Decorating a Room of One’s Own by Susan Harlan

This beautifully laid out and illustrated book is an incredibly funny, detailed homage to the homes in some of our favorite stories. Harlan, a college professor at Wake Forest University, has turned her discerning eye and lovely prose to a very funny premise that combines an Apartment Therapy-esque voice with the narrators and characters of classic literature. Some of the gut-busting chapters include “Jay Gatsby’s Desperately Sad McMansion of UnFulfilled Dreams,” “Stella and Stanley’s Not Overly Welcoming New Orleans Walk-up,” and an interlude centering on a conversation of underwater living between Grendel’s Mother and the Sea Witch from the original fairy tale version of The Little Mermaid. Harlan’s prose is as vivid as the comedic pictures she paints, and putting this book on your coffee table shows off your command of design elements as well as the narrative structure of Moby Dick.

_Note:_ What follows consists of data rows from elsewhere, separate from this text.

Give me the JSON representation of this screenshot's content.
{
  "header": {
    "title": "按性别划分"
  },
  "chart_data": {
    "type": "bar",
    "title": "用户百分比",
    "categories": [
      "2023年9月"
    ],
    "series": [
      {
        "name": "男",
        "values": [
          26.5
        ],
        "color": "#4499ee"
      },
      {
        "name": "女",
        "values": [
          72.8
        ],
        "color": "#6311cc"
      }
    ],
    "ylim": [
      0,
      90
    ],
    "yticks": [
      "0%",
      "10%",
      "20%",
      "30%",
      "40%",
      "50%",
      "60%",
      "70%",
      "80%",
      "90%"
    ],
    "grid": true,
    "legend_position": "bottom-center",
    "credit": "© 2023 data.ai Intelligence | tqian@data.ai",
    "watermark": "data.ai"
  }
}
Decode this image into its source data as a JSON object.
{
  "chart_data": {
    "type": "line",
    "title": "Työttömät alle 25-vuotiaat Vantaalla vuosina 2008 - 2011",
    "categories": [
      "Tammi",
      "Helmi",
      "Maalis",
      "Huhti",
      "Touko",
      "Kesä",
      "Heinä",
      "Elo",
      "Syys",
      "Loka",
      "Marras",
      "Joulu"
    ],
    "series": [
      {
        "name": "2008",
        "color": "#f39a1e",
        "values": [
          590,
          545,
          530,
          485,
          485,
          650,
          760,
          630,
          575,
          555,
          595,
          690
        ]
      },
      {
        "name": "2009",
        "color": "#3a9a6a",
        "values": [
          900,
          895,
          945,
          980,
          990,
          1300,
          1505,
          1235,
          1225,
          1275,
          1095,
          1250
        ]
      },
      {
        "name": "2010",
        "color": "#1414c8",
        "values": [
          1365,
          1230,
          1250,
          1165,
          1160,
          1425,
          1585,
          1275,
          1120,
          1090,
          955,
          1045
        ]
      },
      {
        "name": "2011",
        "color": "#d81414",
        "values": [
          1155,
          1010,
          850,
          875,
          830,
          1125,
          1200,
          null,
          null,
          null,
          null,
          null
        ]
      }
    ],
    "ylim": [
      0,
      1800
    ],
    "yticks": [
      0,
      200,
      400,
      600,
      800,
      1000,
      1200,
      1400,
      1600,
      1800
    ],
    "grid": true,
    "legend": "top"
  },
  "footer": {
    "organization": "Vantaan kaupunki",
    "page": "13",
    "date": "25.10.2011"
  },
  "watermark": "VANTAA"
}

Well, That Escalated Quickly: Memoirs and Mistakes of an Accidental Activist by Franchesca Ramsey

Franchesca Ramsey unwittingly stumbled into celebrity — and activism — when her YouTube video, What White Girls Say…to Black Girls, went mega-viral. Ramsey’s charm is that she’s not afraid to own up her mistakes — and she admits in this book that she’s made a lot (like, a lot-a lot.) This collection of humorous essays covers everything from her in-defense-of-“sluts” showdown with Jenna Marbles to natural hair to her “accidental” activism. Though the topics aren’t light, Ramsey’s easy-breezy delivery is. Toward the end of the book, she takes it a step further and supplies a glossary full of not-so-simple concepts like white feminism and ableism, along with an activism primer. Read this if you want to laugh and change the world.